The Global South's Weather Blindness: Why Observation Networks Fail Where They're Needed Most
The Global South suffers from weather blindness. Observation networks fail where they are needed most. Here is why and how to fix it.

The Observation Desert
In sub-Saharan Africa, a region home to 1.1 billion people, there is one weather station per 26,000 square kilometers. In Europe, there is one station per 1,200 square kilometers. The difference: 22x more coverage in Europe than Africa.
This isn't just a statistic—it's a matter of life and death. In 2023, extreme weather events in the Global South (Africa, South Asia, Latin America) killed over 15,000 people and displaced millions. Many of these deaths were preventable with better early warning systems. But early warning systems require weather observations, and the Global South suffers from observation blindness—the lack of weather data where it's needed most.
The problem isn't that these regions don't need weather data. They need it more than developed regions because:
- Higher vulnerability: Less infrastructure, fewer resources, larger populations in flood-prone areas
- Agriculture dependence: Many economies rely heavily on rain-fed agriculture
- Limited adaptation capacity: Fewer resources to respond to weather extremes
Yet these regions have the sparsest observation networks in the world.
Why Observation Networks Fail
Traditional weather observation networks require:
- Expensive equipment: $15,000-$25,000 per station
- Constant power: Reliable electricity 24/7
- Internet connectivity: For data transmission
- Maintenance: Trained technicians and spare parts
- Security: Protection from theft and vandalism
In many parts of the Global South, these requirements are difficult or impossible to meet:
- Rural areas: No reliable electricity or internet
- Remote locations: Difficult to access for maintenance
- Economic constraints: Limited budgets for weather infrastructure
- Political instability: Networks degrade during conflicts
The Result: Observation networks in the Global South are not only sparse but also unreliable. Stations fail and aren't repaired. Data gaps grow. Forecasts become less accurate. Early warning systems fail.
Deep Dive: The Cost of Blindness
The lack of weather observations in the Global South has devastating consequences:
- Early Warning Failures: Without dense observations, forecast models can't accurately predict extreme weather. Warnings arrive too late or not at all.
- Agricultural Losses: Farmers can't plan planting, irrigation, or harvesting without accurate weather forecasts. Crop losses from weather extremes are 2-3x higher in regions with sparse observations.

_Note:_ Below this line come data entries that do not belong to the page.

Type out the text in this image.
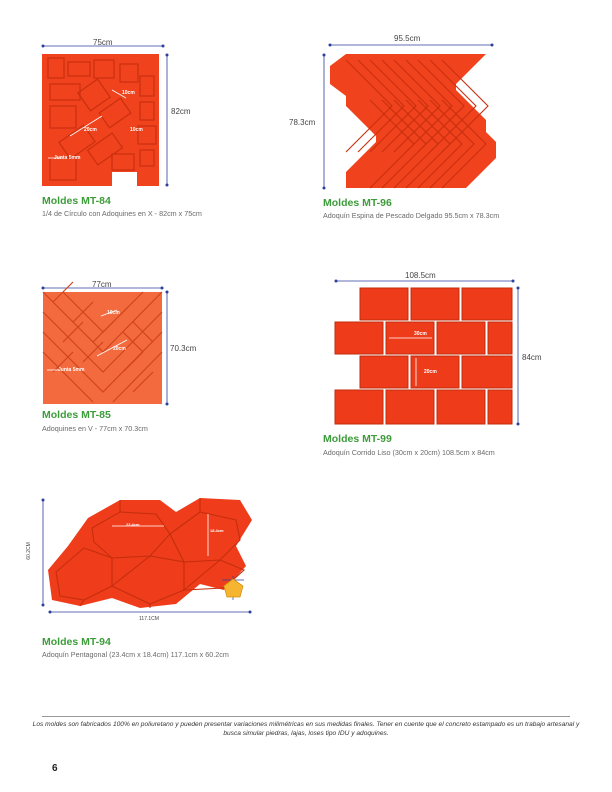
75cm
82cm
10cm
20cm	10cm
Junta 5mm
Moldes MT-84
1/4 de Círculo con Adoquines en X - 82cm x 75cm
95.5cm
78.3cm
Moldes MT-96
Adoquín Espina de Pescado Delgado 95.5cm x 78.3cm
77cm
70.3cm
10cm
20cm
Junta 5mm
Moldes MT-85
Adoquines en V - 77cm x 70.3cm
108.5cm
84cm
30cm
20cm
Moldes MT-99
Adoquín Corrido Liso (30cm x 20cm) 108.5cm x 84cm
60.2CM
117.1CM
23.4cm
18.4cm
Moldes MT-94
Adoquín Pentagonal (23.4cm x 18.4cm) 117.1cm x 60.2cm
Los moldes son fabricados 100% en poliuretano y pueden presentar variaciones milimétricas en sus medidas finales. Tener en cuente que el concreto estampado es un trabajo artesanal y busca simular piedras, lajas, loses tipo IDU y adoquines.
6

- Economic Impact: Weather-dependent industries (tourism, fishing, construction) operate blind, leading to billions in preventable losses.
Case Study: A study of 12 African countries found that weather observation sparsity reduced forecast accuracy by 40-60% compared to regions with dense networks. The economic cost: an estimated $2-4 billion annually in preventable weather-related losses.
Skyfora's Advantage: GNSS Networks Bridge the Gap
Skyfora solves the observation blindness problem by leveraging existing GNSS infrastructure—the same GPS/GNSS receivers used for navigation, timing, and telecommunications.
Unlike traditional weather stations, GNSS receivers:
- Already exist: Telecom towers, survey markers, and agricultural equipment already have GNSS receivers
- Require minimal infrastructure: They need power and connectivity, which telecom towers already have
- Are cost-effective: Processing existing GNSS data costs a fraction of building new weather stations
- Scale rapidly: Can deploy dense networks in months, not decades
By processing atmospheric delays in GNSS signals, we can derive weather data from existing infrastructure, creating dense observation networks where traditional stations are impractical.
The Impact: In a pilot project in rural Kenya, Skyfora's GNSS network achieved 5km station spacing (compared to 80km for traditional stations) at 1/10th the cost. Forecast accuracy improved by 45%, and early warning lead times increased from 15 minutes to 52 minutes.
Practical Applications
- Early Warning Systems: Dense GNSS networks provide the real-time data needed for accurate extreme weather forecasts, enabling early warnings that save lives
- Agricultural Planning: Farmers can access hyperlocal weather forecasts, improving planting, irrigation, and harvesting decisions
- Disaster Preparedness: Governments can use real-time weather intelligence to prepare for and respond to extreme events
- Economic Development: Weather-dependent industries can operate with better information, reducing losses and improving productivity
Conclusion
The Global South suffers from weather blindness—the lack of observations where they're needed most. This isn't just a technical problem; it's a humanitarian and economic crisis. The solution isn't building more traditional weather stations—it's leveraging existing GNSS infrastructure to create dense observation networks at a fraction of the cost. By processing GNSS signals for weather intelligence, Skyfora bridges the observation gap, providing the data needed for accurate forecasts, early warnings, and better decision-making. For regions facing the worst weather extremes with the least resources, that data isn't just valuable—it's life-saving.